Week 3 - Not doing very well emotionally
Monday, May 16, 2011
I've been so obsessed lately with my weight. I lost 7 lbs over the last 2 weeks but I've barely even stopped to acknowledge it. I feel like I'm on some kind of weird deadline so when I should be proud of things like that 7 lbs (4lbs this week and 3 last week) I shove it away fast and focus on seeing what I can get off the coming week. I need to slooooooooooow down. I haven't gone over my calorie range since mothers day and haven't come even very close the last part of the range. I haven't had pop in 2 weeks now and the only snacks I've had are 100 calorie bags once every 3 or 4 days or something like that and only if I can incorporate it and not be too close to the top of my range. I feel like if I over indulge even one day that all the weight is going to come back from that one extra snack. Every day has felt like a struggle instead of like an accomplishment which it should be. I'm eating half if not more than half of the calories I used to eat and I'm working out almost every day which is 100% more than I did 3 months ago.
So I started thinking. And I realized that I don't think I'm doing this for myself. I mean, in some ways I am but in other ways I know I'm doing it for totally wrong reasons. We have a vacation coming up the beginning of July where I have to meet all of Jason's friends and family. I'm doing this in hopes of losing 100 lbs before I meet them (which is impossible). We're also going back to my hometown before we go see his family. I'm doing this so that my dad won't nag me again about being overweight and will notice I've lost a lot of weight. I'm doing this so that next year when Riley's hockey season starts maybe people will want to be friends with me and make an effort to talk to me then cuz I'm not a big fat whale anymore.
I honestly don't know how to not think like this. I feel defeated even before I get out of bed every day knowing that i will work my ass off.. I will eat properly... but when i step on the scale again on sunday it's not going to miraculously show that I lost 40 lbs but will maybe show me a measly 1, 2,3 or 4 lb difference. I have a measuring tape that I should only use once a month but instead every couple of days I'm checking. I'm always checking. Weight, measurements, all of it. I know every day almost what my weight is and what my measurements are. UGH! HOW DO I STOP THIS!?

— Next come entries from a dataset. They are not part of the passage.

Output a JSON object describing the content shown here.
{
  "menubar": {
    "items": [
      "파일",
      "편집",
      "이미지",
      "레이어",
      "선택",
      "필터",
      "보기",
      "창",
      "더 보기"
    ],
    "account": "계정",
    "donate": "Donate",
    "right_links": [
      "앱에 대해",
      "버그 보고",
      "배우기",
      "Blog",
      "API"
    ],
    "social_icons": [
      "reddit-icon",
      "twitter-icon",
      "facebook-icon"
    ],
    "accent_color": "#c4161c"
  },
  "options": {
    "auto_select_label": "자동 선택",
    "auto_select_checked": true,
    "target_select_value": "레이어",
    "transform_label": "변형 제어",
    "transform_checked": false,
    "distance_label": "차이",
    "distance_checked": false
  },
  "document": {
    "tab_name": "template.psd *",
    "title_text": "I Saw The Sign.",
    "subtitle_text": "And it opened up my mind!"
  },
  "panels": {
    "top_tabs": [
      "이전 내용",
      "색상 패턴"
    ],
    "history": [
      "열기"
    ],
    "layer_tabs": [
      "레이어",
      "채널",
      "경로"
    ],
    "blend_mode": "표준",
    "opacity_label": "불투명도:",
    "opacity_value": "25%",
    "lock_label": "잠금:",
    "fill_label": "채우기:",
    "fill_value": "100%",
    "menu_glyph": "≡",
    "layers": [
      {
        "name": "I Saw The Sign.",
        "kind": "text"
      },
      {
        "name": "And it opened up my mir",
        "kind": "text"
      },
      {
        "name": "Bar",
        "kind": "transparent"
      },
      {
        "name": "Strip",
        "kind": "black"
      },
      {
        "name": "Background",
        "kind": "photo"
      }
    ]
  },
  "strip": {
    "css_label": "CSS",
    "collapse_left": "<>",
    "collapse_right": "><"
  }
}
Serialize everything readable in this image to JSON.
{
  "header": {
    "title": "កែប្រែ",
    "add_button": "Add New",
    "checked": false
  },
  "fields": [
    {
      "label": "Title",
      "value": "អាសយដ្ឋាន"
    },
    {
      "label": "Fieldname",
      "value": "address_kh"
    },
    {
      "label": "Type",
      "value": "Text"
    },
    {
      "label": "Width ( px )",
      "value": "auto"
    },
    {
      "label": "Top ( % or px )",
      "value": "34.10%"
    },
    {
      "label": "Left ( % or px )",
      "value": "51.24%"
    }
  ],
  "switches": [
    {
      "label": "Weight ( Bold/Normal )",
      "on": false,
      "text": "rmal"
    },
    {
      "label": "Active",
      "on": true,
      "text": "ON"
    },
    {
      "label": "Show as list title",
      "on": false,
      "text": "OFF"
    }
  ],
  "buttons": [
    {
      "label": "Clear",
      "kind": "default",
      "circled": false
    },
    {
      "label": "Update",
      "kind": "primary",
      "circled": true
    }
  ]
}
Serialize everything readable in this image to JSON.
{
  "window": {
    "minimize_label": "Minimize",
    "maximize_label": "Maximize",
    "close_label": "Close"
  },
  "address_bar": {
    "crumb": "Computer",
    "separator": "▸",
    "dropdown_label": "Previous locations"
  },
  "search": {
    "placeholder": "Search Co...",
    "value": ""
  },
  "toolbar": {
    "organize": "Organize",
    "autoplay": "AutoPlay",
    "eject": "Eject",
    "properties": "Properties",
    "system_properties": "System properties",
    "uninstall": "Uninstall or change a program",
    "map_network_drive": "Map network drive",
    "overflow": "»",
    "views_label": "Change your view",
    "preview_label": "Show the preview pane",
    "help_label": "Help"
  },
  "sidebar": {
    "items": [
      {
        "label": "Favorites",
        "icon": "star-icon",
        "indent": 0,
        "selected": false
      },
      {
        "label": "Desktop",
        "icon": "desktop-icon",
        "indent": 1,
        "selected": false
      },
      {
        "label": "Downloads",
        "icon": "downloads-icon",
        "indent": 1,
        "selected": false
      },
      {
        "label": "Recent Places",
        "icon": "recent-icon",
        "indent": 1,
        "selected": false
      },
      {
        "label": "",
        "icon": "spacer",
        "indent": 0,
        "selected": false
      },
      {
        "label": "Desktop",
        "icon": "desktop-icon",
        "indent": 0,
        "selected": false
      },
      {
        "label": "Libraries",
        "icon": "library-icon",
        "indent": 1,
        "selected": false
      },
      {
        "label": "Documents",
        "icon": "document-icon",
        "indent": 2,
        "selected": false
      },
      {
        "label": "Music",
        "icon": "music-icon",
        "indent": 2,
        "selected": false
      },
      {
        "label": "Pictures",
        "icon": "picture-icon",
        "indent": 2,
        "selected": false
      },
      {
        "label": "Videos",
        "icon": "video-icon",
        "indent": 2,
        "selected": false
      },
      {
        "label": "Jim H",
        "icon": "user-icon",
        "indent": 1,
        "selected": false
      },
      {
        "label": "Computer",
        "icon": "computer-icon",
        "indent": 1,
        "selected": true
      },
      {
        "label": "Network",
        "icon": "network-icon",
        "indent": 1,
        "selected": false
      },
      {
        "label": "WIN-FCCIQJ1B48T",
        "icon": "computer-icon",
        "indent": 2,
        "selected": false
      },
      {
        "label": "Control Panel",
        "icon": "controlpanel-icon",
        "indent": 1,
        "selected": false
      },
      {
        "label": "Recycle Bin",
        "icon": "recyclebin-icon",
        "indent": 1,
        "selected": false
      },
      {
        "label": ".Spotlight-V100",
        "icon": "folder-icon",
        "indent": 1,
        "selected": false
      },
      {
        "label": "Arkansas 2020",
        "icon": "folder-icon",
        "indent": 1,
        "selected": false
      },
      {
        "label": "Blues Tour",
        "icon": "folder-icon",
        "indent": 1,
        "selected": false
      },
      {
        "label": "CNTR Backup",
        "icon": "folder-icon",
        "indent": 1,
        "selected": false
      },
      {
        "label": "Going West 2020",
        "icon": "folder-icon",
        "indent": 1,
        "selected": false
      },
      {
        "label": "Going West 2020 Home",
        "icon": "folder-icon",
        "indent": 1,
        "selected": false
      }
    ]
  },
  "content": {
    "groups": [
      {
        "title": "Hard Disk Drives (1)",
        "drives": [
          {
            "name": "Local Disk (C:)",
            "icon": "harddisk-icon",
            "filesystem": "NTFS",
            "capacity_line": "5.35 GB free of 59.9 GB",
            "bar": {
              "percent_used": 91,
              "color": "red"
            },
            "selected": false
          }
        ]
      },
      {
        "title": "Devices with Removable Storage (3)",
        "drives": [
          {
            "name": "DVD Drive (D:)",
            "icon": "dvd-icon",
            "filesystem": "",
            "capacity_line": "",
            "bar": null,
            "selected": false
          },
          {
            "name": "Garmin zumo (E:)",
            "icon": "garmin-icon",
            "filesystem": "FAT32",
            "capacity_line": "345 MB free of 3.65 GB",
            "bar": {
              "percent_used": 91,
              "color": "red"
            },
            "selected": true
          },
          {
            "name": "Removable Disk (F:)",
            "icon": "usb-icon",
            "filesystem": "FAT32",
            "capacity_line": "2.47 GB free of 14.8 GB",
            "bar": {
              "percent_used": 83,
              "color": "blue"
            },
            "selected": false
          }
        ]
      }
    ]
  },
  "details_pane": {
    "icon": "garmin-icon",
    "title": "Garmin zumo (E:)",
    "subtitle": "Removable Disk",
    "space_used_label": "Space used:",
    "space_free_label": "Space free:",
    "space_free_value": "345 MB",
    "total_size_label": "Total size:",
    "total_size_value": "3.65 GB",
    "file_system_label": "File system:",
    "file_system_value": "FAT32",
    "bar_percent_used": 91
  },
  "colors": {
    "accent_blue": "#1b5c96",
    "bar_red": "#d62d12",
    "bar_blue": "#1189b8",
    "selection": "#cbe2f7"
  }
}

This needs to stop being a big race. This needs to stop feeling like if I make one mistake I'm completely screwed. This needs to stop being basically the only focus in my life. On thursday i walked 5k in an hour and felt pretty good afterwards and planned to do it three times a week. Well this week I can't because Jason is on afternoon's which means he leaves at 2 and comes home at 1am. By the time he wakes up the next day I have a few errands to run and lunch to worry about and just other things to do so I can't really go for my walk then. But knowing I probably wasn't going to be able to go for a walk set me in such a panic. I did get to work out today but that's not enough in my stupid head. I feel like I'm on the edge of a complete breakdown. Maybe it's what I need.